Ans: I appreciate your questions and the opportunity to clarify these important points. Let’s dive into the specifics of why active funds and regular funds can be advantageous in the Indian market.

Active Funds vs. Index Funds: The Indian Context
Active funds and index funds both have their merits. However, the performance and suitability of these funds can vary significantly between markets like India and more mature ones like the USA.

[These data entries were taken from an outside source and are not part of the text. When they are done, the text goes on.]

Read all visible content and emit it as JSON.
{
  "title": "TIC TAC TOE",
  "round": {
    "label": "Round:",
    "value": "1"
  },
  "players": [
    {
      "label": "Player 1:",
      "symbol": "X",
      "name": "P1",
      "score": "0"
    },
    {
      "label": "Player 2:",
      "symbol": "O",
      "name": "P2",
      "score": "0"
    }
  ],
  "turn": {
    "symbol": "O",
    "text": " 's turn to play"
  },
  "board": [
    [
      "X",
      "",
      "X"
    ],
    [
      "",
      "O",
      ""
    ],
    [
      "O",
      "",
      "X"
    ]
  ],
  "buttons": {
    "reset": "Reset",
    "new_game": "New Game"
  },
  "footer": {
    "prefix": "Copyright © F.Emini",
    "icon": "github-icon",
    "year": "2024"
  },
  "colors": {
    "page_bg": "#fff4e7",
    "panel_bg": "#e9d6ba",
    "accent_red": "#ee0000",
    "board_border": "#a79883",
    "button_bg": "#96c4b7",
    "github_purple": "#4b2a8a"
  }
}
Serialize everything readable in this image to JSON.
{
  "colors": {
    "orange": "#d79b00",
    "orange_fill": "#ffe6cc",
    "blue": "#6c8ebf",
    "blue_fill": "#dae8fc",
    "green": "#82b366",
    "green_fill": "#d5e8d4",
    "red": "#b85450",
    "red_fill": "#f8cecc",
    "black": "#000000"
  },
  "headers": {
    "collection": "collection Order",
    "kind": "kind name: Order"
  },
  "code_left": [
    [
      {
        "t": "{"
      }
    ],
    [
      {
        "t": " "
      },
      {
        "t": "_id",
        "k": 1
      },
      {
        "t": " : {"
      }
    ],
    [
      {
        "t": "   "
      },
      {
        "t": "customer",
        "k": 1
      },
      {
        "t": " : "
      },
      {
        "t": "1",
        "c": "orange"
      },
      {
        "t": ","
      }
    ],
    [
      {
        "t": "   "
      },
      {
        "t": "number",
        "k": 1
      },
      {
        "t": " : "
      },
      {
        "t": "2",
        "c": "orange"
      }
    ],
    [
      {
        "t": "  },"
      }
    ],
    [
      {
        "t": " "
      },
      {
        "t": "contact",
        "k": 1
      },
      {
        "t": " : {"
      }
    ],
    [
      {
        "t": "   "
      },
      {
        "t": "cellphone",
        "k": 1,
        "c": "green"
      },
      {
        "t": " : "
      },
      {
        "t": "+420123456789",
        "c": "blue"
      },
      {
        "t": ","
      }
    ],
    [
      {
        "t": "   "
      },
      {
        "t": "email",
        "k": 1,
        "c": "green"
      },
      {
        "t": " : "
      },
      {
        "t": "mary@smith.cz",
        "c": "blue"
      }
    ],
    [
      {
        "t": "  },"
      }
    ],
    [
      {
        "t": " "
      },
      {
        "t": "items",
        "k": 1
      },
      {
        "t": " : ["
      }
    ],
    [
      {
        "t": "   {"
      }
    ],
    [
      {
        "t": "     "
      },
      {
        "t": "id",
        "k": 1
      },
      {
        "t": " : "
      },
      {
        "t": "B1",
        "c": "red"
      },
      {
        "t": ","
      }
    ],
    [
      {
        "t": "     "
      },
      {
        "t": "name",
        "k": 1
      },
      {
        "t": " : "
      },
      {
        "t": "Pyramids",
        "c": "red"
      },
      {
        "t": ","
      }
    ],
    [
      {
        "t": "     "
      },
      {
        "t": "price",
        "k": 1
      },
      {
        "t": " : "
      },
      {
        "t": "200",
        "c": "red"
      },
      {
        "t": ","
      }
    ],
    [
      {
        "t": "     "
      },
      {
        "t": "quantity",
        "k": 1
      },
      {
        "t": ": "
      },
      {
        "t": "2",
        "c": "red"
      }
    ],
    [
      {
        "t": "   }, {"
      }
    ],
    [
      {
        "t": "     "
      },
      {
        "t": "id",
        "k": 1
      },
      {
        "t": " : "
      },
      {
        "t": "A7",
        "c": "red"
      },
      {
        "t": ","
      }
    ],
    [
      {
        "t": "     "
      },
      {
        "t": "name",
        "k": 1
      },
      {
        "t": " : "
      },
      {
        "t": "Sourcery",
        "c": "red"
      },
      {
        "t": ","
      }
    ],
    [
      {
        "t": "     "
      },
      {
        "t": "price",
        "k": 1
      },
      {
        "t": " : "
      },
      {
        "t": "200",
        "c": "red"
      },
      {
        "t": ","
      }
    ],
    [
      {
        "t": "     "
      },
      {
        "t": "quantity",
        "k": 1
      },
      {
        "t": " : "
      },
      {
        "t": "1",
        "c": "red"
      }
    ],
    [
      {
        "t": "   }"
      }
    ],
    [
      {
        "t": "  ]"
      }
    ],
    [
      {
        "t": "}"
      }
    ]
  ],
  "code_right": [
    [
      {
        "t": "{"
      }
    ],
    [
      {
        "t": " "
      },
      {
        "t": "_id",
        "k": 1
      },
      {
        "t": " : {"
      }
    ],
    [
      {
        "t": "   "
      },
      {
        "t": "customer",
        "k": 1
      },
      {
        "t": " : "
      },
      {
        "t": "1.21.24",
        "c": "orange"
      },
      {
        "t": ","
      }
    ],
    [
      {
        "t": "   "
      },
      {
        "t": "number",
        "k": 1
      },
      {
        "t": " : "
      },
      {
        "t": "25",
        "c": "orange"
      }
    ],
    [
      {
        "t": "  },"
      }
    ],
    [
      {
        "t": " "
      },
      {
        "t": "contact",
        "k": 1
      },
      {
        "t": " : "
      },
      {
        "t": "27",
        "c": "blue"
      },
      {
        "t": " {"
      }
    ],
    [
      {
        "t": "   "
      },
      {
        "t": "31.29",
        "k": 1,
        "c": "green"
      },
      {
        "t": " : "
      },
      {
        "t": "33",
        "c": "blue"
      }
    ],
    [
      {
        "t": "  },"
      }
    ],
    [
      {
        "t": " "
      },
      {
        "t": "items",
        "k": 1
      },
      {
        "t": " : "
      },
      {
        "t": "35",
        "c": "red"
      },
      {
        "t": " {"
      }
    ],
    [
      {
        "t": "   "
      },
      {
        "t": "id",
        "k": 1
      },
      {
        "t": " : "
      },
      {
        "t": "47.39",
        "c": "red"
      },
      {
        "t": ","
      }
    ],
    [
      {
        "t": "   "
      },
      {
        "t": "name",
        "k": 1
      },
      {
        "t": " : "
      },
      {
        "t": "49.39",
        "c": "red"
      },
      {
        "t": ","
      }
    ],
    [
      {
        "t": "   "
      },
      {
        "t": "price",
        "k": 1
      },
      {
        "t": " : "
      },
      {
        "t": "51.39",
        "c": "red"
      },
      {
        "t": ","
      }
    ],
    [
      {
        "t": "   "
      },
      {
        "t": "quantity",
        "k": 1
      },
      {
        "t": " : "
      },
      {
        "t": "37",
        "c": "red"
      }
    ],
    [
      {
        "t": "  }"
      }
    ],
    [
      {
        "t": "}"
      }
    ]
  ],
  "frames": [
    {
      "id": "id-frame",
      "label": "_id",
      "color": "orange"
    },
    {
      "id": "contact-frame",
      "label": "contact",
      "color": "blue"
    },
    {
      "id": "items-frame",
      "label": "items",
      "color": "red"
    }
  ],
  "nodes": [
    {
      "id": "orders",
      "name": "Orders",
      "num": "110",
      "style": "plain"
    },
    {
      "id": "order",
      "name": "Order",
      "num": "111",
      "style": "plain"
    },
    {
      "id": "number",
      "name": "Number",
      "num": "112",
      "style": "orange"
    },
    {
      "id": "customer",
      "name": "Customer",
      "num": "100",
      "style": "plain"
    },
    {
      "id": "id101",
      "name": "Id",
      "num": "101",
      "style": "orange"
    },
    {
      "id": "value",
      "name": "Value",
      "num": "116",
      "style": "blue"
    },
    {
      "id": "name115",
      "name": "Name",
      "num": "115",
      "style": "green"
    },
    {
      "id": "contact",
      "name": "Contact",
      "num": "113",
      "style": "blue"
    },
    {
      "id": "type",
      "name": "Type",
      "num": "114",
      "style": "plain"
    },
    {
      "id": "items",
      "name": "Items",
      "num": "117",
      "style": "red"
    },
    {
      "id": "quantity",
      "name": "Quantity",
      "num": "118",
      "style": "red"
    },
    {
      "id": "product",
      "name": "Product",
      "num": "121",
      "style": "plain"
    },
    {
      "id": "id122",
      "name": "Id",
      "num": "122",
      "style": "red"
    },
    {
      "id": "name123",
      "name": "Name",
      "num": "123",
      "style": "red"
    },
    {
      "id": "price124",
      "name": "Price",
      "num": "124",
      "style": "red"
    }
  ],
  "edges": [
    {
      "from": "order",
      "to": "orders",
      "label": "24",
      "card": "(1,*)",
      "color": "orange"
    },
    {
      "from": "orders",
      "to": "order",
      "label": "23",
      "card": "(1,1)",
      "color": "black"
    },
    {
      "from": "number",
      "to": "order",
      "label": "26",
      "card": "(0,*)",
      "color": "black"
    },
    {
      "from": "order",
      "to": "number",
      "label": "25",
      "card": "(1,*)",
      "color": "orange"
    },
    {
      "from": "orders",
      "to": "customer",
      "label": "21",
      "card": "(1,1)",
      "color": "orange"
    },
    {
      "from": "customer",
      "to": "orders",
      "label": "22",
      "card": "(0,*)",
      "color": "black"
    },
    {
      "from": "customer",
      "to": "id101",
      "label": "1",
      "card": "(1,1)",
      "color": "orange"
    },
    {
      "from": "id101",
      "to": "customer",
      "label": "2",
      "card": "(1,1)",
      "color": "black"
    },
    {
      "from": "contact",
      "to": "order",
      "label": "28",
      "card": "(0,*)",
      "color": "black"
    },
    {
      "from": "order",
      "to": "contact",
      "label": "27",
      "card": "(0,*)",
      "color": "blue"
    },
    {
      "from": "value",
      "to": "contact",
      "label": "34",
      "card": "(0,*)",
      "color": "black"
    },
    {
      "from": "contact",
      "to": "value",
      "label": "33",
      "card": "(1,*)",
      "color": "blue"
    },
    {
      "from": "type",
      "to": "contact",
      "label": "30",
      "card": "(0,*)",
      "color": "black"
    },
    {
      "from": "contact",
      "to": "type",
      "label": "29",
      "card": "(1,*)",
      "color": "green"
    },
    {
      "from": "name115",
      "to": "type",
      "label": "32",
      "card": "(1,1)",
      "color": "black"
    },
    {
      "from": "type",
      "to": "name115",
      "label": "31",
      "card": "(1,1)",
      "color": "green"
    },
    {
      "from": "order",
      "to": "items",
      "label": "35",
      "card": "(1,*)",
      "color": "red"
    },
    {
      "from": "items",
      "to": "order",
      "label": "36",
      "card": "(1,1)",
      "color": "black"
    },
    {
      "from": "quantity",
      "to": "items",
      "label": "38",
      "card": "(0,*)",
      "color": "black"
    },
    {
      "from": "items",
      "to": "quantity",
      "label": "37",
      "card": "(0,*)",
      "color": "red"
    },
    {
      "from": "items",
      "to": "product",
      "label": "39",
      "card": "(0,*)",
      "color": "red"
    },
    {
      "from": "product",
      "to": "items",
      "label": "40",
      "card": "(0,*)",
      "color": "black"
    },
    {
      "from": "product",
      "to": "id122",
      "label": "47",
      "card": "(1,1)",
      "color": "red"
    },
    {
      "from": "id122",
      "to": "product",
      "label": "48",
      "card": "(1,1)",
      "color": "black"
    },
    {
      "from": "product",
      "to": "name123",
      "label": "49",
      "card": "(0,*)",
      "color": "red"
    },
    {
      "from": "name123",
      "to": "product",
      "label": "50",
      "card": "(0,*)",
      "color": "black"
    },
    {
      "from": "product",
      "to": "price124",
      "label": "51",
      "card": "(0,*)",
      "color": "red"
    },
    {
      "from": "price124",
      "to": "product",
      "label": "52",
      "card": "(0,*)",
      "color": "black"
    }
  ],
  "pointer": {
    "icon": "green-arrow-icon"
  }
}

The Case for Active Funds in India
Potential for Higher Returns:

Active funds have the potential to outperform the market. Skilled fund managers can leverage market inefficiencies to generate higher returns.
In emerging markets like India, there are more opportunities for active fund managers to identify undervalued stocks and sectors.
SPIVA Report Insights:

The SPIVA report does highlight that many active funds struggle to beat the index over the long term. However, this is not a universal truth for all funds or all periods.
In India, where market inefficiencies are more prevalent compared to developed markets, active fund managers have a better chance to add value.
Localized Expertise:

Fund managers with deep knowledge of the Indian market can navigate its complexities better than a passive index fund.
They can adjust portfolios in response to economic changes, regulatory shifts, and company-specific developments.
Regular Funds vs. Direct Funds: Understanding the Differences
Regular funds and direct funds are managed by the same fund managers and invest in the same securities. The key difference lies in the cost structure and the value of advisory services.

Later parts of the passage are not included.